Facebook M, Facebook’s intelligent personal assistant is an interesting departure from the norm. Rather than trying to create a program that can do everything, Facebook’s offering is more like partial automation. Facebook M is designed to deal with as many queries as possible like the other IPAs but, when it gets stuck, send the request on to human customer service reps that go as far as calling the DMV. The idea is that everything these reps do is recorded, so that Facebook M can eventually do it alone. While this is currently only available to limited geographies, and could run into some serious scalability issues, Facebook M has the potential to deliver the customer experience they’re all striving for within far shorter timelines.

Viv is another IPA worth of mention at this point. Viv was created by the team which originally built Siri. In a launch video, Co-Founder, Dag Kittlaus, explains that Viv receives a request, checks all the integrations it has at its disposal, and then writes the code it needs to fulfil the request itself. While their developer centre isn’t yet open to wider use, you can email them about a partnership and this different setup should mean the platform is far easier to build services for.

For my money, Amazon is making the most interesting strategic decisions. They are actively courting programmers and brands and are expressly separating Alexa, the program, from the Echo devices that run it. Amazon’s laissez-faire attitude to Alexa uses meant that CES 2017 included Alexa on devices from cars and washing machines to direct Echo competitors.  They’ve even managed to sneak Alexa onto iPhones by adding it as a feature to the Amazon app, which many users already have installed. This can’t compete with the ease of summoning Siri at just the hold of a button but it’s a shot across the bow for Apple’s own assistant. It’s particularly interesting that Amazon has said they think digital assistants should be able to use each other – a nice ideal and fantastic way to break out of platform silos if one service is to become dominant.

Chances are that all of these players are too big to be stamped out of the race entirely but if one of them can reach critical mass of developers and users to become the defacto disembodied voice, that is going to become very interesting indeed. And particularly valuable for those businesses that have the foresight or agility to keep up.

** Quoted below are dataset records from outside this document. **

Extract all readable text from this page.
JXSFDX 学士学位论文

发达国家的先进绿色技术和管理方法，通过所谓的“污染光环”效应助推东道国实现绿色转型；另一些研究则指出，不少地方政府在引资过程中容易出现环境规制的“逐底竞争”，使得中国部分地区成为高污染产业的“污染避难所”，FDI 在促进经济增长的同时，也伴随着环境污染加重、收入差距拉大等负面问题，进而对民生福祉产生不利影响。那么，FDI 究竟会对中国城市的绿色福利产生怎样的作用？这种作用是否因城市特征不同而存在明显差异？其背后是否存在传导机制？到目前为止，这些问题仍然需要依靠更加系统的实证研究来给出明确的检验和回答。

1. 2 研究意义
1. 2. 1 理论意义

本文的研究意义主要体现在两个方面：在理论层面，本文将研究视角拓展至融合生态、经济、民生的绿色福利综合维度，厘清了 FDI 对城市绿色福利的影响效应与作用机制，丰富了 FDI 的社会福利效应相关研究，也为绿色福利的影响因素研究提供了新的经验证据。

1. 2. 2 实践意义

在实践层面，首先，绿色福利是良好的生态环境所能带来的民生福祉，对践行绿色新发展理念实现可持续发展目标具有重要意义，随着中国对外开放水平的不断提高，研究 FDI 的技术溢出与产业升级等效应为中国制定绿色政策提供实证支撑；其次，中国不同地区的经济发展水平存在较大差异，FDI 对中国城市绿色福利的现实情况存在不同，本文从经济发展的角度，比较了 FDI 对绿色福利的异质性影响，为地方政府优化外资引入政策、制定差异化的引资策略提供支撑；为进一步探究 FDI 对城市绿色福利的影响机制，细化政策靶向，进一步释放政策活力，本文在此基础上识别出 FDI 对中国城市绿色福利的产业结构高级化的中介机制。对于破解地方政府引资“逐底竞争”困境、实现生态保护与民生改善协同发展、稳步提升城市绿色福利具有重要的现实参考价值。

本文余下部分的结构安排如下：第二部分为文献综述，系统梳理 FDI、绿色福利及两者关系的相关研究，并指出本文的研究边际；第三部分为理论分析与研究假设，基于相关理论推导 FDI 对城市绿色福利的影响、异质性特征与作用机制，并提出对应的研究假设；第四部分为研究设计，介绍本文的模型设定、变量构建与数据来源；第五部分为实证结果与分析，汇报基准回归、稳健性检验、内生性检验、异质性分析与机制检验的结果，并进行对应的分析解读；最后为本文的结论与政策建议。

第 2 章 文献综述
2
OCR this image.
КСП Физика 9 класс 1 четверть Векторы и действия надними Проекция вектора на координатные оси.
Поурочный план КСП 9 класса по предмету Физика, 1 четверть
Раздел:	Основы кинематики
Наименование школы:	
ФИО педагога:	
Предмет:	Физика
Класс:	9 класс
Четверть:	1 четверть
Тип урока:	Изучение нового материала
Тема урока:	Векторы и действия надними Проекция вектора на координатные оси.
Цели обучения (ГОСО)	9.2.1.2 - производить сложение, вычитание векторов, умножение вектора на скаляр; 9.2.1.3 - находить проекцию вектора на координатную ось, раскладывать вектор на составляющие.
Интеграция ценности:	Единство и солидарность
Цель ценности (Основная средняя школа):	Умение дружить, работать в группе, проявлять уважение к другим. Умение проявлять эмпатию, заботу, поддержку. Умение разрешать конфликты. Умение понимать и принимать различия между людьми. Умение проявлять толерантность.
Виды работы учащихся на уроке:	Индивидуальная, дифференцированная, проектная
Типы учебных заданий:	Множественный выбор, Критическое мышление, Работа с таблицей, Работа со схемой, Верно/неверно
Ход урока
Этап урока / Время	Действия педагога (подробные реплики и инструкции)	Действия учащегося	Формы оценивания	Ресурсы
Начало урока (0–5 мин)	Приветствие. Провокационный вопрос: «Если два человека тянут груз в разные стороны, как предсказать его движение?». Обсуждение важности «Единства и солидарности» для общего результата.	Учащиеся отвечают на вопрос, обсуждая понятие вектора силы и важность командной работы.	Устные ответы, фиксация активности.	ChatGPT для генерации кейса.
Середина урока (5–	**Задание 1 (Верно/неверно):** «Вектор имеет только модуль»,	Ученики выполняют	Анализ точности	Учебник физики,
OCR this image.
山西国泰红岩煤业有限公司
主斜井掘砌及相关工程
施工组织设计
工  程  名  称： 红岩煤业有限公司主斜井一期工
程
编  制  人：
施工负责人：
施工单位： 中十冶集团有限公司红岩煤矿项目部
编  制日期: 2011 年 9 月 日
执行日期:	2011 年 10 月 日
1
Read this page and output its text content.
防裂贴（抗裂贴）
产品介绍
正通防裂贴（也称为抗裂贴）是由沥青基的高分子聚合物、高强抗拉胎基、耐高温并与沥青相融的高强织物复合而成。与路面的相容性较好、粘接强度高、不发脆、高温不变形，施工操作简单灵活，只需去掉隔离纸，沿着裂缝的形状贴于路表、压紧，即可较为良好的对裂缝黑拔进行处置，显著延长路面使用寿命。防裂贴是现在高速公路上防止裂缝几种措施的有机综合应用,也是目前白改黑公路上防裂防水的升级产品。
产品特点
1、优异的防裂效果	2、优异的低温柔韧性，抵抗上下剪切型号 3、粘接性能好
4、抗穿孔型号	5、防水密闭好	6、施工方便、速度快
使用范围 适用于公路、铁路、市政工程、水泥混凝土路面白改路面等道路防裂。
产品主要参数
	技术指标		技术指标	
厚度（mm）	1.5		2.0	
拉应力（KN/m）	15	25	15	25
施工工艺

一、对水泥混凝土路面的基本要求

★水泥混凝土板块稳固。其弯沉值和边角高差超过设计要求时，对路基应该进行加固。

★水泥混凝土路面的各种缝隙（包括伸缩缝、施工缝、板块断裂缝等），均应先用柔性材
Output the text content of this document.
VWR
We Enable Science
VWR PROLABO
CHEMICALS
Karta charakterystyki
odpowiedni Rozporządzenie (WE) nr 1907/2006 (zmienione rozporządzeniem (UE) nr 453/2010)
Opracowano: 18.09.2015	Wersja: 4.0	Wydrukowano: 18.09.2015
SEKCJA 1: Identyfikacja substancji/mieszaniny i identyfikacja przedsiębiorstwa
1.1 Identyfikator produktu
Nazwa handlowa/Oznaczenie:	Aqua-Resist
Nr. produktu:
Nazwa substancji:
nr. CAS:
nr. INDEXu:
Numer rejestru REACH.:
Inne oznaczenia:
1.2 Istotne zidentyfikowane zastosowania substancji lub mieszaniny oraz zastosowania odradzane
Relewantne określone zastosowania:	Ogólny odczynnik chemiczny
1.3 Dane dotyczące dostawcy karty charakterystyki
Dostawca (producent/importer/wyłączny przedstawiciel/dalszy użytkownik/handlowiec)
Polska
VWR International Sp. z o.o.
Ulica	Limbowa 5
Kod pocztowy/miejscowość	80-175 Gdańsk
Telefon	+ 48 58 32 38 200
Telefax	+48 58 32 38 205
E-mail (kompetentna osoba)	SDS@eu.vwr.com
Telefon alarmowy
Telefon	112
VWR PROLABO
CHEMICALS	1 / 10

Platform specific resources

Microsoft is pushing LUIS in conjunction with the Microsoft Bot Framework, Google have invested in api.ai, and Amazon recommends building Alexa skills using the purpose-built section in developer.amazon.com. Amazon is also offering free (up to a point) hosting for your external code on aws.amazon.com – the downside is that the Amazon platform is a bit more dependent on code but they make linking into your code easier. Apple gives information about SiriKit, their SDK built specifically for Siri, here.

Sample JSON from API.AI

This isn’t identical to the messages that all of the platforms will send, but it’s the kind of thing you can expect:

{ “id”: “9962fb04-3808-472e-9fe0-f34de1f029b7”,
“timestamp”: “2017-06-26T17:27:48.156Z”,
“lang”: “en”,
“result”: {
“source”: “agent”,
“resolvedQuery”: “My name is Slim Shady”,
“action”: “”,
“actionIncomplete”: false,
“parameters”: {“name”: “Slim Shady”},
“contexts”: [],
“metadata”: {
“intentId”: “2c7ba931-5ea7-4693-b384-eea23a661c68”,
“webhookUsed”: “false”,
“webhookForSlotFillingUsed”: “false”,
“intentName”: “My name is name”},
“fulfillment”: {
“speech”: “”,
“messages”: [{
“type”: 0,
“speech”: “”}] },
“score”: 1},
“status”: { “code”: 200,”errorType”: “success”},
“sessionId”: “1b0e0d9a-0efb-4d48-9dfc-9a1d5ebf1364”}

[1] Or interactive personal assistants, or Digital assistants, or AI, or bots, or any of the other host of names that have sprung up.

[2] In case you’re interested, apparently it is almost 35mph according to speedofanimals.com although I have not one clue what the “feels like” column means.